Le quatrième accusé, Yassine B., présenté comme le chauffeur du groupe et qui affirmait avoir été contraint de conduire la voiture, a été condamné à cinq ans de prison dont quatre avec sursis. Aucun mandat de dépôt n’a été prononcé à son encontre. Quant au cinquième homme, Abdelali E., soupçonné un temps d’avoir joué le rôle de commanditaire, il a été acquitté des faits de complicité d’assassinat. La cour l’a néanmoins condamné à trois ans de prison pour recel de malfaiteurs.
La famille de Riyadh « satisfaite » : pas d’appel annoncé
À l’issue du verdict, la famille de la victime a exprimé son soulagement. Selon leur avocat, maître Marc Gallix, les proches de Riyadh El Mamaar se sont dits « satisfaits » des peines prononcées, qui sont même allées « au-delà des réquisitions » du ministère public. La défense ne compte pas faire appel.

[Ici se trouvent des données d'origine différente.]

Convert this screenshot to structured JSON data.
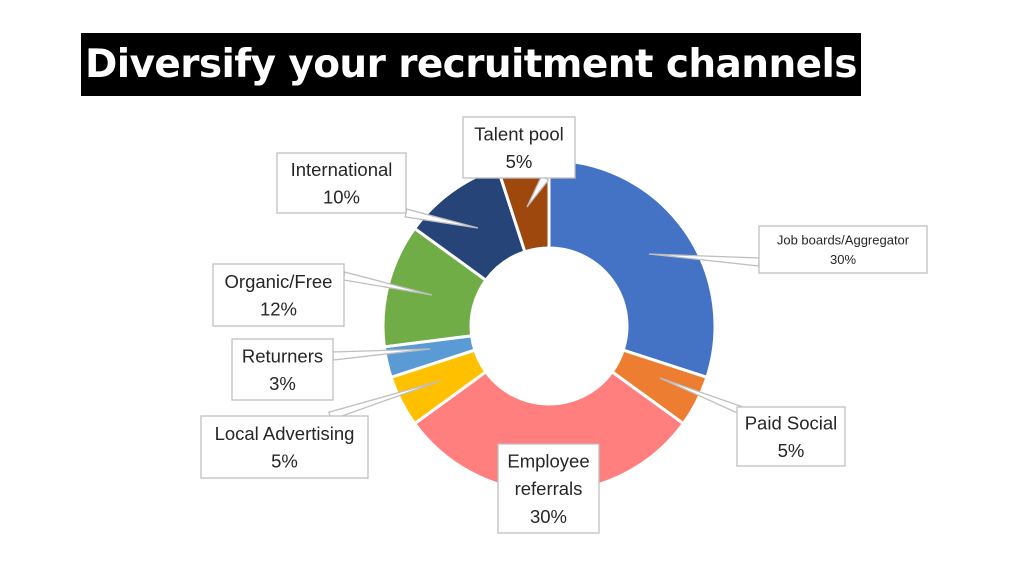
{
  "slide": {
    "title": "Diversify your recruitment channels"
  },
  "chart_data": {
    "type": "pie",
    "donut": true,
    "title": "",
    "slices": [
      {
        "label": "Job boards/Aggregator",
        "value": 30,
        "value_label": "30%",
        "color": "#4472C4"
      },
      {
        "label": "Paid Social",
        "value": 5,
        "value_label": "5%",
        "color": "#ED7D31"
      },
      {
        "label": "Employee referrals",
        "value": 30,
        "value_label": "30%",
        "color": "#FF7F7F"
      },
      {
        "label": "Local Advertising",
        "value": 5,
        "value_label": "5%",
        "color": "#FFC000"
      },
      {
        "label": "Returners",
        "value": 3,
        "value_label": "3%",
        "color": "#5B9BD5"
      },
      {
        "label": "Organic/Free",
        "value": 12,
        "value_label": "12%",
        "color": "#70AD47"
      },
      {
        "label": "International",
        "value": 10,
        "value_label": "10%",
        "color": "#264478"
      },
      {
        "label": "Talent pool",
        "value": 5,
        "value_label": "5%",
        "color": "#9E480E"
      }
    ]
  }
}
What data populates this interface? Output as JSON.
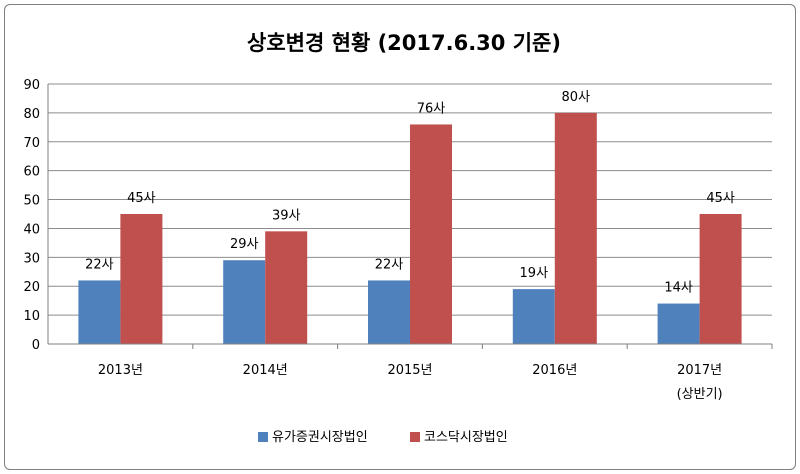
{
  "chart_data": {
    "type": "bar",
    "title": "상호변경 현황 (2017.6.30 기준)",
    "xlabel": "",
    "ylabel": "",
    "categories": [
      [
        "2013년"
      ],
      [
        "2014년"
      ],
      [
        "2015년"
      ],
      [
        "2016년"
      ],
      [
        "2017년",
        "(상반기)"
      ]
    ],
    "series": [
      {
        "name": "유가증권시장법인",
        "color": "#4f81bd",
        "values": [
          22,
          29,
          22,
          19,
          14
        ],
        "labels": [
          "22사",
          "29사",
          "22사",
          "19사",
          "14사"
        ]
      },
      {
        "name": "코스닥시장법인",
        "color": "#c0504d",
        "values": [
          45,
          39,
          76,
          80,
          45
        ],
        "labels": [
          "45사",
          "39사",
          "76사",
          "80사",
          "45사"
        ]
      }
    ],
    "ylim": [
      0,
      90
    ],
    "yticks": [
      0,
      10,
      20,
      30,
      40,
      50,
      60,
      70,
      80,
      90
    ],
    "grid": true,
    "legend": "bottom"
  }
}
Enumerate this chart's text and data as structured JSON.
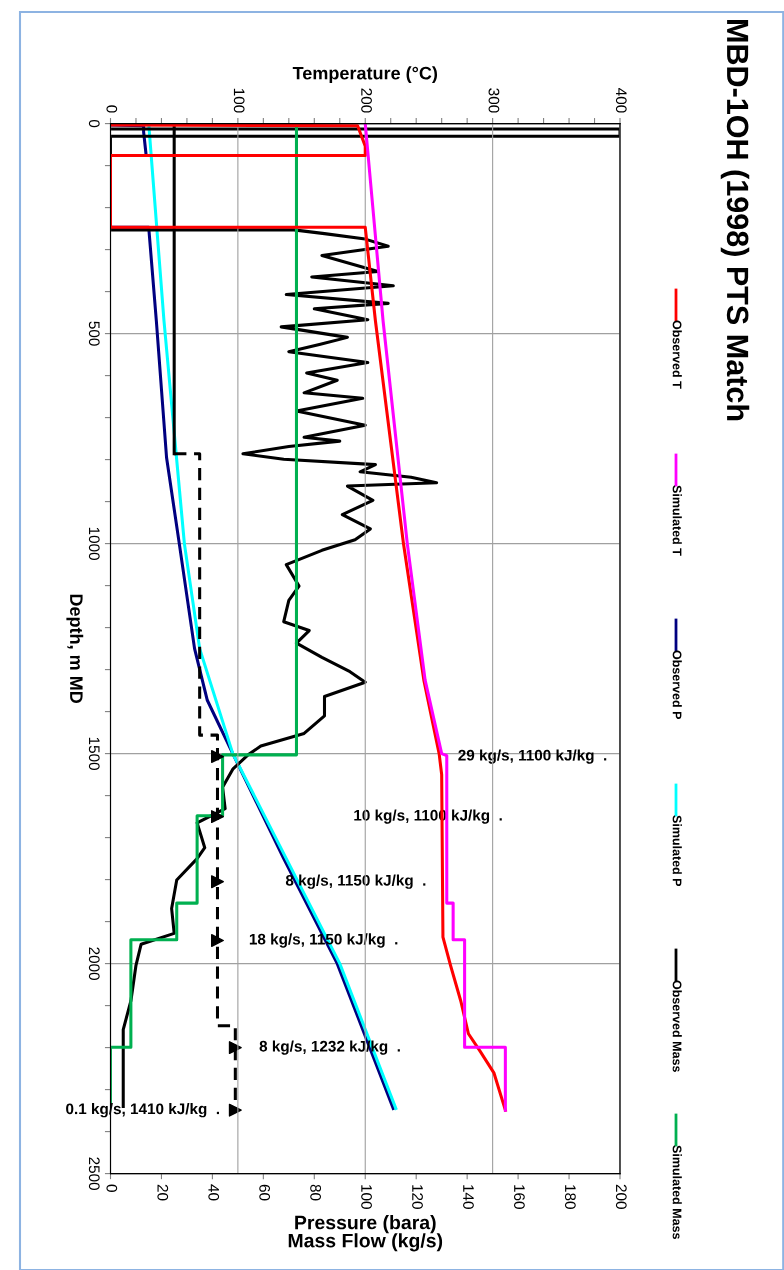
{
  "chart_data": {
    "type": "line",
    "title": "MBD-1OH (1998) PTS Match",
    "ylabel": "Depth, m MD",
    "xlabel": "Pressure (bara)\nMass Flow (kg/s)",
    "x2label": "Temperature (°C)",
    "ylim": [
      2500,
      0
    ],
    "yticks": [
      0,
      {
        "value": 100,
        "label": null
      },
      {
        "value": 200,
        "label": null
      },
      {
        "value": 300,
        "label": null
      },
      {
        "value": 400,
        "label": null
      },
      500,
      {
        "value": 600,
        "label": null
      },
      {
        "value": 700,
        "label": null
      },
      {
        "value": 800,
        "label": null
      },
      {
        "value": 900,
        "label": null
      },
      1000,
      {
        "value": 1100,
        "label": null
      },
      {
        "value": 1200,
        "label": null
      },
      {
        "value": 1300,
        "label": null
      },
      {
        "value": 1400,
        "label": null
      },
      1500,
      {
        "value": 1600,
        "label": null
      },
      {
        "value": 1700,
        "label": null
      },
      {
        "value": 1800,
        "label": null
      },
      {
        "value": 1900,
        "label": null
      },
      2000,
      {
        "value": 2100,
        "label": null
      },
      {
        "value": 2200,
        "label": null
      },
      {
        "value": 2300,
        "label": null
      },
      {
        "value": 2400,
        "label": null
      },
      2500
    ],
    "xlim": [
      0,
      200
    ],
    "xticks": [
      0,
      20,
      40,
      60,
      80,
      100,
      120,
      140,
      160,
      180,
      200
    ],
    "x2lim": [
      0,
      400
    ],
    "x2ticks": [
      0,
      {
        "value": 20,
        "label": null
      },
      {
        "value": 40,
        "label": null
      },
      {
        "value": 60,
        "label": null
      },
      {
        "value": 80,
        "label": null
      },
      100,
      {
        "value": 120,
        "label": null
      },
      {
        "value": 140,
        "label": null
      },
      {
        "value": 160,
        "label": null
      },
      {
        "value": 180,
        "label": null
      },
      200,
      {
        "value": 220,
        "label": null
      },
      {
        "value": 240,
        "label": null
      },
      {
        "value": 260,
        "label": null
      },
      {
        "value": 280,
        "label": null
      },
      300,
      {
        "value": 320,
        "label": null
      },
      {
        "value": 340,
        "label": null
      },
      {
        "value": 360,
        "label": null
      },
      {
        "value": 380,
        "label": null
      },
      400
    ],
    "grid": true,
    "legend": "right",
    "series": [
      {
        "name": "Observed T",
        "color": "#ff0000",
        "axis": "x2",
        "values": [
          3,
          5,
          54,
          76,
          76,
          247,
          247,
          470,
          1000,
          1325,
          1500,
          1550,
          1937,
          2005,
          2089,
          2167,
          2208,
          2260,
          2349
        ],
        "x": [
          0,
          194,
          200,
          200,
          0,
          0,
          200,
          208,
          230,
          246,
          258,
          260,
          261,
          267,
          275,
          281,
          290,
          301,
          310
        ]
      },
      {
        "name": "Simulated T",
        "color": "#ff00ff",
        "axis": "x2",
        "values": [
          0,
          470,
          1000,
          1325,
          1500,
          1505,
          1856,
          1856,
          1943,
          1943,
          2199,
          2199,
          2349
        ],
        "x": [
          200,
          214,
          233,
          247,
          260,
          264,
          264,
          269,
          269,
          278,
          278,
          310,
          310
        ]
      },
      {
        "name": "Observed P",
        "color": "#000080",
        "values": [
          3,
          5,
          20,
          76,
          76,
          247,
          247,
          470,
          795,
          1000,
          1250,
          1373,
          1500,
          1750,
          2000,
          2345
        ],
        "x": [
          0,
          13,
          13,
          14,
          0,
          0,
          15,
          18,
          22,
          27,
          33,
          38,
          48,
          68,
          89,
          111
        ]
      },
      {
        "name": "Simulated P",
        "color": "#00ffff",
        "values": [
          0,
          470,
          1000,
          1250,
          1500,
          1750,
          2000,
          2345
        ],
        "x": [
          15,
          21,
          29,
          35,
          48,
          69,
          90,
          112
        ]
      },
      {
        "name": "Observed Mass",
        "color": "#000000",
        "values": [
          13,
          13,
          30,
          30,
          253,
          253,
          262,
          275,
          292,
          314,
          352,
          365,
          386,
          407,
          428,
          441,
          467,
          484,
          509,
          526,
          543,
          569,
          594,
          611,
          641,
          654,
          684,
          718,
          747,
          756,
          769,
          786,
          799,
          812,
          829,
          842,
          855,
          863,
          897,
          931,
          965,
          991,
          1016,
          1050,
          1101,
          1135,
          1186,
          1207,
          1237,
          1271,
          1305,
          1330,
          1364,
          1410,
          1452,
          1482,
          1503,
          1537,
          1580,
          1631,
          1665,
          1724,
          1750,
          1801,
          1869,
          1928,
          1954,
          2004,
          2089,
          2157,
          2259,
          2340
        ],
        "x": [
          0,
          200,
          200,
          0,
          0,
          72,
          84,
          100,
          109,
          83,
          105,
          79,
          111,
          69,
          109,
          80,
          101,
          67,
          93,
          82,
          70,
          101,
          77,
          89,
          76,
          99,
          73,
          100,
          76,
          90,
          70,
          52,
          68,
          104,
          98,
          118,
          128,
          93,
          103,
          91,
          102,
          96,
          83,
          69,
          74,
          70,
          68,
          78,
          73,
          83,
          94,
          100,
          84,
          84,
          76,
          59,
          54,
          48,
          44,
          45,
          34,
          37,
          34,
          26,
          24,
          25,
          12,
          10,
          8,
          5,
          5,
          5
        ]
      },
      {
        "name": "Simulated Mass",
        "color": "#00b050",
        "values": [
          0,
          1503,
          1503,
          1648,
          1648,
          1856,
          1856,
          1943,
          1943,
          2199,
          2199,
          2340
        ],
        "x": [
          73,
          73,
          44,
          44,
          34,
          34,
          26,
          26,
          8,
          8,
          0,
          0
        ]
      },
      {
        "color": "#000000",
        "values": [
          0,
          786
        ],
        "x": [
          25,
          25
        ]
      },
      {
        "color": "#000000",
        "line_style": "dashed",
        "values": [
          786,
          786,
          1456,
          1456,
          2148,
          2148,
          2349
        ],
        "x": [
          25,
          35,
          35,
          42,
          42,
          49,
          49
        ]
      },
      {
        "type": "scatter",
        "marker": "triangle",
        "color": "#000000",
        "values": [
          1507,
          1650,
          1805,
          1945,
          2200,
          2349
        ],
        "x": [
          42,
          42,
          42,
          42,
          49,
          49
        ]
      }
    ],
    "annotations": [
      "29 kg/s, 1100 kJ/kg  .",
      "10 kg/s, 1100 kJ/kg  .",
      "8 kg/s, 1150 kJ/kg  .",
      "18 kg/s, 1150 kJ/kg  .",
      "8 kg/s, 1232 kJ/kg  .",
      "0.1 kg/s, 1410 kJ/kg  ."
    ]
  }
}
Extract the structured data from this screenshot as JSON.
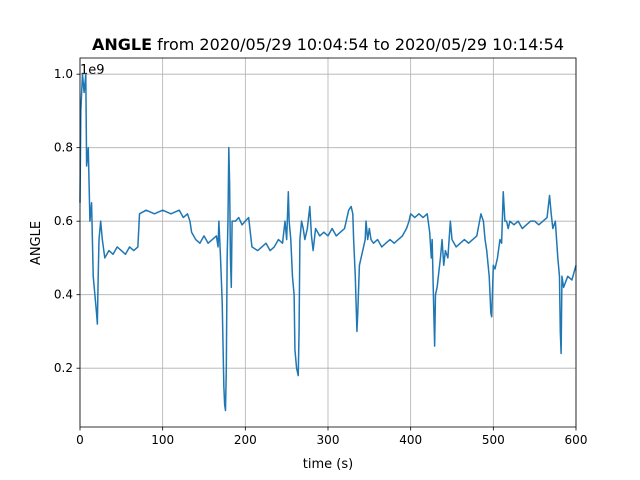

La mère de Riyadh, Nacira T., avait livré un témoignage d’une dignité remarquée lors du quatrième jour d’audience. Droite devant la cour, elle avait décrit son fils comme « un garçon bien », rappelant les valeurs inculquées dans leur famille (le travail, le respect) et exprimé son incompréhension devant la violence de sa mort. « Ça fait trois ans que je me demande pourquoi. J’attendais que justice soit faite, que les peines soient lourdes », avait-elle déclaré.
Le procès aura permis de retracer dans le détail les circonstances d’un crime né d’un conflit de quartier autour de la dégradation d’un véhicule. Riyadh El Mamaar, qui se destinait à une carrière dans la soudure aéronautique, avait quitté sa famille une semaine après son anniversaire. Il n’avait aucun antécédent judiciaire.